Hibbertia riparia, commonly known as erect guinea-flower, is a species of flowering plant in the family Dilleniaceae and is endemic to the south-eastern Australia. It is an erect to spreading shrub with hairy foliage, linear leaves and yellow flowers with six to sixteen stamens in a single cluster on one side of two carpels.

==Description==
Hibbertia riparia is an erect to spreading shrub that typically grows to a height of up to 1.2 m and has hairy foliage. The leaves are linear, mostly 8–10 mm long and 0.5–2 mm wide on a petiole up to 0.6 mm long. The flowers are mainly arranged in leaf axils or on the ends of short, are usually sessile and have one to a few linear bracts 2.4–6.2 mm long at the base. The five sepals are joined at the base, 6–12 mm long and of several lengths. The petals are yellow, egg-shaped with the narrower end towards the base and 6–12 mm long with six to sixteen stamens in a single cluster on one side of the two silky-hairy carpels. Flowering occurs from September to December.

==Taxonomy==
Erect guinea-flower was first formally described in 1817 by Augustin Pyramus de Candolle in Regni Vegetabilis Systema Naturale and given the name Pleurandra riparia, from an unpublished description by Robert Brown of plant material Brown collected in Tasmania. In 1974, Ruurd Dirk Hoogland changed the name to Hibbertia riparia in the Kew Bulletin. The specific epithet (riparia) means "inhabiting river banks".

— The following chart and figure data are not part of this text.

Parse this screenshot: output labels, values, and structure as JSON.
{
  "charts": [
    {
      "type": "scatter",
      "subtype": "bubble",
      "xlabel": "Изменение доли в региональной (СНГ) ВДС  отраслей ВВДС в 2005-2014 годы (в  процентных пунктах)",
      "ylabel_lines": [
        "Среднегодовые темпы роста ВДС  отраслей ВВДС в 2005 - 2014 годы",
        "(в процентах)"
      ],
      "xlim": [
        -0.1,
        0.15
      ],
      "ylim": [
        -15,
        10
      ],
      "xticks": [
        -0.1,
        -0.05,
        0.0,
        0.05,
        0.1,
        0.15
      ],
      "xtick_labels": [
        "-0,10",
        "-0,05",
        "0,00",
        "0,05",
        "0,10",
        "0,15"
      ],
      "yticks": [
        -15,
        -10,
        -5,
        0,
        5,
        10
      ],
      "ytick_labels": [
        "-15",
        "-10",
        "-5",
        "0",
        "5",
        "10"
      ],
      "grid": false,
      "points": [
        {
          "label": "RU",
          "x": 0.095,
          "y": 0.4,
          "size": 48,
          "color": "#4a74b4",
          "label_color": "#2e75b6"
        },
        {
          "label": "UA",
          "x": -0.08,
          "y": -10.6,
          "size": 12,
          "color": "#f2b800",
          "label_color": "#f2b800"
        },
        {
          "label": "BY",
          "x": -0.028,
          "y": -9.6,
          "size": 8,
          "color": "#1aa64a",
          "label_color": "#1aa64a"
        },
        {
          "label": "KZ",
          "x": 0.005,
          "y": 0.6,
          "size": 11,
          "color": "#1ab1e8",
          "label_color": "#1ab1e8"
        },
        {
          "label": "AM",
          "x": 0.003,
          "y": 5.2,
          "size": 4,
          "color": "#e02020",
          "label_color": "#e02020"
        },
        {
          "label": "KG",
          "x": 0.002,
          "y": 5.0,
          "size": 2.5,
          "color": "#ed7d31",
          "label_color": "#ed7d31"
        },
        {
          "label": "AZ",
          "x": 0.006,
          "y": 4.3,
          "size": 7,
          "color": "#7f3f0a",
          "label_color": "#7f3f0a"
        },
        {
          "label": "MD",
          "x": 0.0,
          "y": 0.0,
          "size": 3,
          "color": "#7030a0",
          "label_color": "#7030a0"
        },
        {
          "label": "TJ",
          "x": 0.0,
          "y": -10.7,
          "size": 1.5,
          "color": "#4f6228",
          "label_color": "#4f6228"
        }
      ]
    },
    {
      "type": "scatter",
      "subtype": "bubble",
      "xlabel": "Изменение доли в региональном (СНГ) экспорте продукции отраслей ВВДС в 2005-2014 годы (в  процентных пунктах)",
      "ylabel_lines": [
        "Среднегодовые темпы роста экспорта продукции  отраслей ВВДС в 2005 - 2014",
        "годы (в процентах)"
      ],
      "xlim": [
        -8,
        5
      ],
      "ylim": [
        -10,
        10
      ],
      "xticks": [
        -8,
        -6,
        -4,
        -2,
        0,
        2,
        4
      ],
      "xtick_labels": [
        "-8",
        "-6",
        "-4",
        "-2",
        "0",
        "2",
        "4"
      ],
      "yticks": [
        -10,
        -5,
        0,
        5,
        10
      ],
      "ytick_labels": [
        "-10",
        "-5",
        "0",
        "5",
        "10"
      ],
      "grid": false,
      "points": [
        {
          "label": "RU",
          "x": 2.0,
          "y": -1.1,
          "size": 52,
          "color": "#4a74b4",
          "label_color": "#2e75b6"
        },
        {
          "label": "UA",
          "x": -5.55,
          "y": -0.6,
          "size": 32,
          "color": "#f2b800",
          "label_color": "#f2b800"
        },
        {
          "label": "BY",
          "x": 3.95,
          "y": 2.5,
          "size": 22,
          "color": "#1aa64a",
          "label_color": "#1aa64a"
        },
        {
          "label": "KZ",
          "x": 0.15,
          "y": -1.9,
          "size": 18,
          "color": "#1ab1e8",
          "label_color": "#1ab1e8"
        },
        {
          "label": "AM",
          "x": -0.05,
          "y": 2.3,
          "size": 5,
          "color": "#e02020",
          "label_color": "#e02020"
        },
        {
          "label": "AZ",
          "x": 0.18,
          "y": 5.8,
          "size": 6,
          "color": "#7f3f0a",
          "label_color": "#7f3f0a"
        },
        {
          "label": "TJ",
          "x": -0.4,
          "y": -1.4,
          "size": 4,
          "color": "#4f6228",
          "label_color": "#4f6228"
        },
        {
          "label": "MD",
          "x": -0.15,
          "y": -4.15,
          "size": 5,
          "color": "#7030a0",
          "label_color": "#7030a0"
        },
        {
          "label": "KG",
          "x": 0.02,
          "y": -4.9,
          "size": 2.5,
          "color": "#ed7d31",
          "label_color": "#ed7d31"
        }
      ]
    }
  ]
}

In 2010, two new species were segregated from Hibbertia riparia: H. devitata and H. setifera.

==Distribution and habitat==
Erect guinea-flower is found from south-eastern Queensland to Tasmania and westwards to the south-east of South Australia. It grows in a range of habitats from heathland to open forest and is widespread in New South Wales, especially on the coast and tablelands, throughout most of Victoria, the south-east of South Australia and in lowland parts of Tasmania.